Having just read the news article linked above I felt I had to comment and rebuke some of the obtuse and inflammatory statements made by the poster, who evidently has no clue what they are talking about… The article starts:

Need to raise money for a new project, want to study abroad or just lead a pretty worthwhile life? Crowd-funding can pay for that.

But it might make you feel weird that you’re getting something almost totally free.

Based on the notion that individuals will give you money to support your business or personal ventures for no financial gain, crowd-funding is a concept that makes me feel inherently uncomfortable.

Just call me a child of capitalist values.

What an utter load of twaddle Metro… firstly, people who support crowd funding campaigns are not “giving you money to support your business or personal ventures for no financial gain”… if it is a reward based platform, they are essentially buying the product or service in advance, allowing many innovative creators and inventors to fund the development process where banks and investors might not want to support them (because TRULY innovative products generally do not do well when when measured by an algorithm to calculate the potential return on an investment… Because, hey - they are innovative – and therefore the potential market is hard to predict)…

If it is an equity based platform, they are rewarded with shares…

There are donation based platforms, and they are for charity work and other worthy causes…

After revealing that:

26-year-old Emily-Rose Eastop was slammed after she successfully raised £26,570 through Hubbub, to pay for an MA in cognitive and evolutionary anthropology at Oxford.

The article goes on to ask:

But is it fair that somebody should get something so significant for free, while other students work several jobs to support themselves, take out loans or turn to the bank of mum and dad?

But if you read the few parpagraphs before that in the article it also says:

Emily-Rose, who runs a Facebook page debunking ‘science’ myths, said those who helped fund her will directly benefit from her tuition.

She said: ‘The idea is that you do the masters with me. On (my) blog I will summarise all the cruxes of what I learn and turn it into easily digestible lay person terms.’

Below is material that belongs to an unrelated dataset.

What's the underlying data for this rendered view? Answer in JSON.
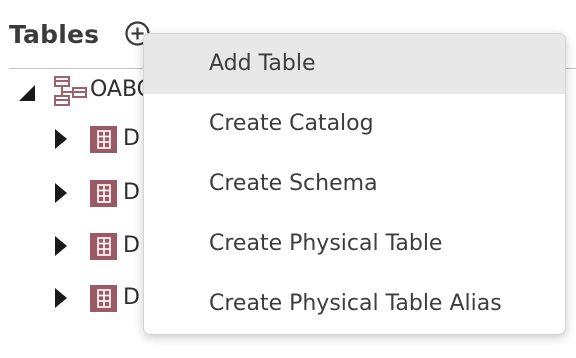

So Emily is not getting ‘something for nothing’. Her backers have signed up to reward her for her previous dedicated (and presumably for no financial payment) work on the Facebook page, and in anticipation of extensive work throughout the course of her degree creating more great content that can be enjoyed by the lay-scientist… Hardly ‘something for nothing’ then… in fact as a blogger myself I would be so bold as to suggest the work she will do delivering this content will take her many more hours a week (and be far more valuable to society as whole) than a part time job in a Weatherspoon’s pub to pay for her way through university!